Stooping to the Nebraska GOPs Level
by Kyle MichaelisAs Harold W. Andersen writes in his column today:
In 2002, when Nebraska settled a lawsuit with Kansas, state officials agreed to stay within Nebraska's legal water allocation in the Republican River Valley, figured over a three- to five-year period. In 2003 and 2004, irrigators used about 64,000 acre-feet more than Nebraska was supposed to consume. Projections indicate that this year, Nebraska irrigators took 42,000 acre-feet more than allowed under the agreement with Kansas.
It has been estimated that $375 million would be needed to retire enough irrigated acres to solve the legal problem, with the amount to be payable over a 15-year span....
A variety of suggestions have been made to finance the solution of the problem (by retiring irrigated acres). They include increasing the state sales tax, establishing or increasing fees on wells and irrigated acres, an initiative petition to dedicate state tax dollars to water or asking the Legislature to approve a 3-cent property tax rate increase for natural resources districts....
A state Water Policy Task Force is considering possible solutions to the multimillion-dollar problem of cleaning up the mess - a mess that need not have been created if Nebraska governors and legislators had shown the foresight and political courage to put some reasonable, effective restraints on the drilling of irrigation wells and the amount of water pumped from such wells.

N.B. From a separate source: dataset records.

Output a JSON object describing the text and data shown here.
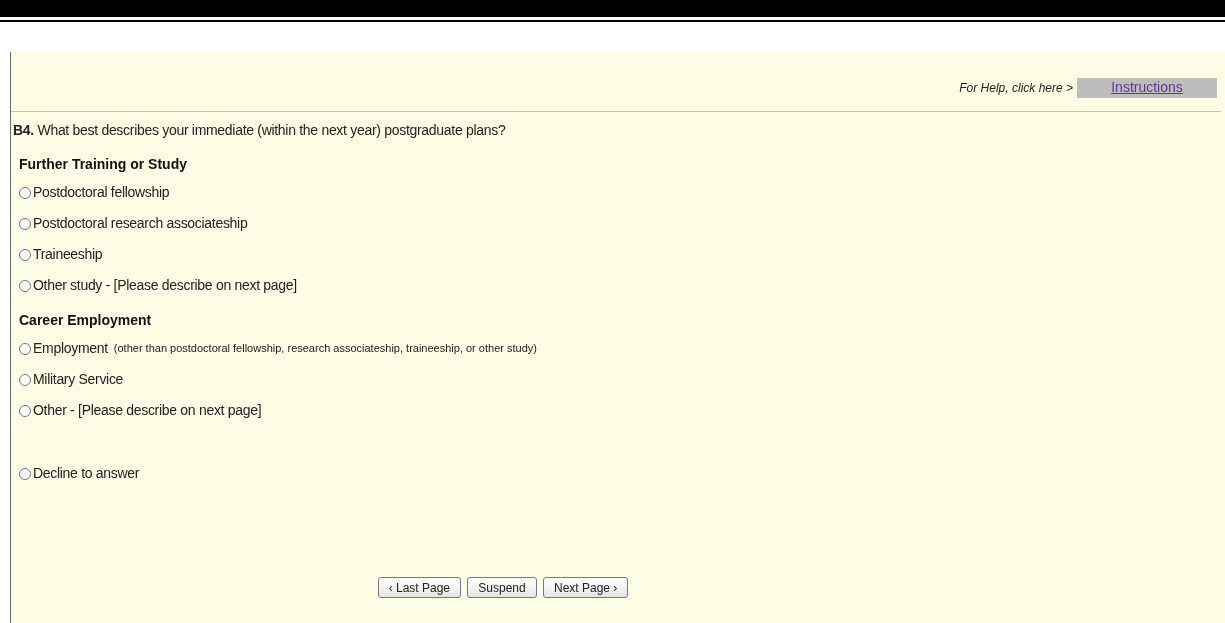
{
  "help": {
    "text": "For Help, click here >",
    "link": "Instructions"
  },
  "question": {
    "number": "B4.",
    "text": "What best describes your immediate (within the next year) postgraduate plans?"
  },
  "groups": [
    {
      "heading": "Further Training or Study",
      "options": [
        {
          "label": "Postdoctoral fellowship",
          "selected": false
        },
        {
          "label": "Postdoctoral research associateship",
          "selected": false
        },
        {
          "label": "Traineeship",
          "selected": false
        },
        {
          "label": "Other study - [Please describe on next page]",
          "selected": false
        }
      ]
    },
    {
      "heading": "Career Employment",
      "options": [
        {
          "label": "Employment",
          "note": "(other than postdoctoral fellowship, research associateship, traineeship, or other study)",
          "selected": false
        },
        {
          "label": "Military Service",
          "selected": false
        },
        {
          "label": "Other - [Please describe on next page]",
          "selected": false
        }
      ]
    }
  ],
  "decline": {
    "label": "Decline to answer",
    "selected": false
  },
  "buttons": [
    "‹ Last Page",
    "Suspend",
    "Next Page ›"
  ]
}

Such restraints predictably would not have been popular with some irrigators and potential irrigators, but such action would have discharged state government's responsibility to protect the state's precious groundwater supply in the short term and, even more importantly, for the long-term future.
Of course, Andersen chooses to be vague in assigning blame for this situation because it rests so squarely on those of his shared partisan stripes, but the facts speak for themselves. Republicans have controlled the levers of state government for almost 8 years, meaning this needless $375 million expense was incurred entirely on their watch for their want of leadership (are we recognizing a pattern here?).
They want to hold Nelson responsible for not turning his back on the people of Boyd County? Then we should damn well hold them responsible for not having the political courage to do what had to be done to see Nebraska live up to its Republican-contracted water obligations.
$145 million vs. $375 million. That's $83 per person vs. $215 that every man, woman, and child in this state is going to be paying one way or another for the Republicans' failure. The Republican River is carrying Nebraskans' hard-earned dollars straight to Kansas because of the Republican Party's incompetence.
I know the issue is more complex than that, but if the Republicans are so willing to point fingers they invite and deserve such recrimination. So I ask, when can I expect my check?